《20日 アーリントン墓地》
翌日、米兵たちが眠るアーリントン墓地を訪れた高市総理は、ピークドラペルの端正なラインが際立つ紺のスーツ姿だった。敬意と規律を象徴するネイビーという色や首元の黒真珠と相まって、場の厳粛さにふさわしい選択だった。
アーリントン墓地では、捧げ銃の最敬礼を行う儀仗兵が並ぶ中、その前を進む歩幅や速度、献花の際の手の動き、そしてお辞儀の角度と間合いに至るまで、すべてが無言の儀礼として意味を持つ。
少しだけ短いスカートに、靴の選択も墓地にしてはカジュアルだったのでは
その観点から見ると高市総理のスカート丈はやや短めで、歩行や献花、さらにはお辞儀の一連の所作の中で、深い哀悼と敬意の伝達をわずかに損ねていた可能性がある。喪に関わる場においては、やや長めの丈が「祈りの深さ」として表れるからである。
足元も機能性を考慮したウエッジソールというチョイスだったが、その厚みとカジュアルさがわずかに過剰に見えてしまった。機能性を担保しつつも、外見としてはより静謐なフォルムを選ぶ手もあったはずだ。

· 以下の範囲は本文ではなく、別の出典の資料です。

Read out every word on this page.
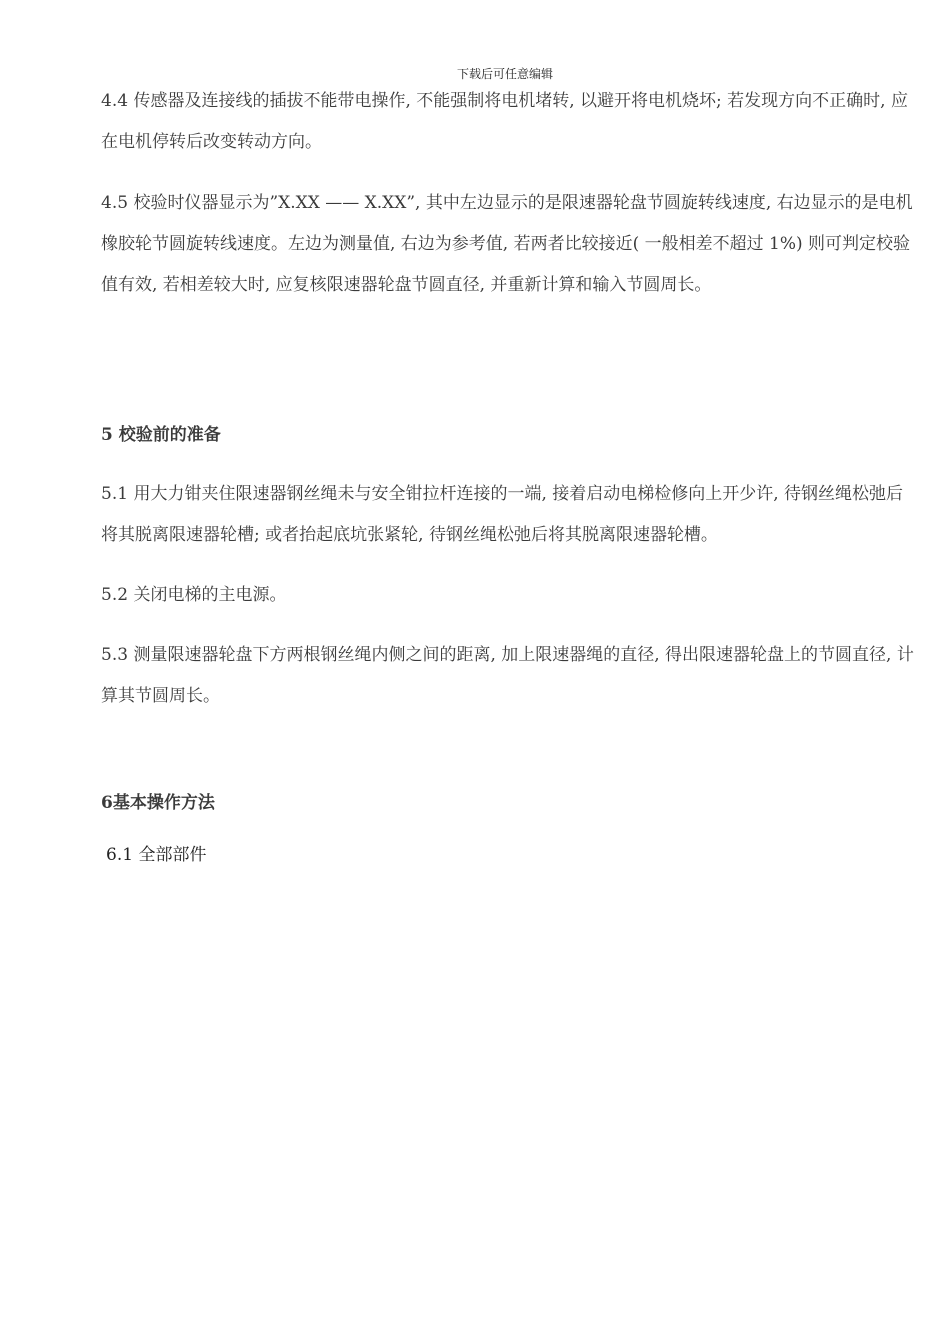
下载后可任意编辑

4.4 传感器及连接线的插拔不能带电操作, 不能强制将电机堵转, 以避开将电机烧坏; 若发现方向不正确时, 应在电机停转后改变转动方向。

4.5 校验时仪器显示为”X.XX —— X.XX”, 其中左边显示的是限速器轮盘节圆旋转线速度, 右边显示的是电机橡胶轮节圆旋转线速度。左边为测量值, 右边为参考值, 若两者比较接近( 一般相差不超过 1%) 则可判定校验值有效, 若相差较大时, 应复核限速器轮盘节圆直径, 并重新计算和输入节圆周长。

5 校验前的准备

5.1 用大力钳夹住限速器钢丝绳未与安全钳拉杆连接的一端, 接着启动电梯检修向上开少许, 待钢丝绳松弛后将其脱离限速器轮槽; 或者抬起底坑张紧轮, 待钢丝绳松弛后将其脱离限速器轮槽。

5.2 关闭电梯的主电源。

5.3 测量限速器轮盘下方两根钢丝绳内侧之间的距离, 加上限速器绳的直径, 得出限速器轮盘上的节圆直径, 计算其节圆周长。

6基本操作方法

6.1 全部部件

両国の国歌演奏の際、高市総理は右手を左胸に当てる所作をとり、アメリカの慣習に則って敬意を示していた。相手国の作法に身体を合わせるこうした振る舞いは、非言語における配慮の表れである。
服装:8
立ち位置・姿勢:9
所作:9
整合性:9
成果:10
総合:45点/50点
一言:場所の厳粛さに敬意を払い、「削ぎ落とす」という戦略が徹底されていた点が好評価。スカート丈や靴にはわずかな甘さがあったが、全体として高い完成度を維持していた。
外交には言葉にできない領域があり、非言語コミュニケーションによってその空白を埋める必要がある。色で関係を語り、距離で敬意を示し、姿勢で国家の意思を表明する。
日米首脳会談での高市総理の服装や振舞いは、総じてハイレベルなものだったと言えるだろう。